The pattern seems to go as follows: religious texts are written, where men and women are seen as, if not equals, at least as partners or as complementary individuals. However, somewhere along the line, women become the despised and abused scapegoat for all man’s inequities and perceived injustices, and as a consequence are re-situated into the category of dependent, subordinate, or even simply property.
Thus we have Hinduism with its view of women as baby-making dependents of men, who are considered their lords and gods; Judaism with its view of women as the objects through which a man has a large and prosperous family, with (initially) as many women as he can marry, much the same way his rams and bulls do within his flocks; Christianity with women as the architects of man’s fall from grace, as well as the guilty agents of original sin; and Islam with its view of women as deceitful partners of Iblis, or Satan, and cursed by god with moral, mental, and physical deficiency.
I guess if I had to ask a question in class it would run something like this: Why does this horrible metamorphosis happen? Why do men do this to women? Why did men have to work so hard, to create so many institutions, that were partially dedicated to justifying and enforcing this crushing burden on women? What is so terrible, what do they so fear, that women — and by extension sometimes sexuality and even genitalia — are viewed with such horror and loathing?
To my experience, sex has been mostly a pleasurable experience. How has this pleasure been so subverted? Why are women so firmly tied in the male mind to both sexuality and evil? It is men who are supposedly unable to contain or control themselves in response to women — so how can they thus justify the oppression and obliteration of women and women’s identities?
Unfortunately, this leads me to a final question, one for which (like the others) I do not yet have an answer. True, most religious texts seem to have some basis of belief in women as individual and worthwhile beings. But, considering the crushing weight of millennia of hateful and repugnant thought on the nature of women — thought which frequently dominates religious exegesis more strongly than the original texts — is there really any place for women in any of the larger and more institutionalized religions?
In fact, is there really any possibility of reclaiming anything of value to women from these antiquated and obsolete modes of thought? Or would it be healthier, in the long run, for women to simply and completely deny the applicability of institutionalized religion to their lives?
by Barbara Freyer Stowasser [paper II]
This week’s readings finished the last chapters of Women in the Qur’an, Traditions, and Interpretation. In it, Stowasser notes the lack of women or naming of women in the Qur’an, but also notes the reverence that the few mentioned are frequently given. She then examines several (possibly all) the women the Qur’an mentions, both ‘good’ women as well as ‘bad.’
What makes her book a fascinating read is her various interpretations of each woman’s story. She gives a straightforward Qur’anic version of the tale, then adds both medieval and modern interpretations of the moralities and teachings each sura (or Qur’anic verse) embodies for the Islamic community. Thus one can track a (heavily generalizing on my part) apparently chronologically linked trend towards conservatism in the teachings concerning women today.
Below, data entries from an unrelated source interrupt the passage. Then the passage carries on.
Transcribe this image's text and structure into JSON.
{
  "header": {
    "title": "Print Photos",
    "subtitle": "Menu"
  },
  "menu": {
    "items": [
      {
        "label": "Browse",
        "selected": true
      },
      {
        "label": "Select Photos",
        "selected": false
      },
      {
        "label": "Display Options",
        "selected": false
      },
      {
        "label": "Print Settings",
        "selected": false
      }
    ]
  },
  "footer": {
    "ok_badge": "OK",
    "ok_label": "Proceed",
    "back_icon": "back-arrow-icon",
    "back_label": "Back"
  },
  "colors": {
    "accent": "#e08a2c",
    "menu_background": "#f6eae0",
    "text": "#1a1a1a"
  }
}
The question I was left with, after reading this book, wasn’t so much about the women of the suras so much as about the Qur’an itself, and the Qur’anic community which it informs. In order for teachings about women to change, to become more conservative and restrictive, there must be a privileged class of individuals who have some exclusivity in the reading and interpretation of the Qur’an. Yet there are inexpensive, mass-produced, printed versions of the Qur’an available in the world today, just as there are of the Bible.
Therefore I am left with a puzzling thought. Apparently there is access to the Qur’an available to all, through these mass-produced editions — and yet many of the Qur’anic interpretations of proper behavior for women (like those of the Bible) seem to be growing steadily more conservative.
The only way I can see for this to happen is if people aren’t actually reading the holy books, but are instead assuming as correct the interpretations of others… and my question becomes, ‘Why do people let others think for them — especially when it harms them to do so?’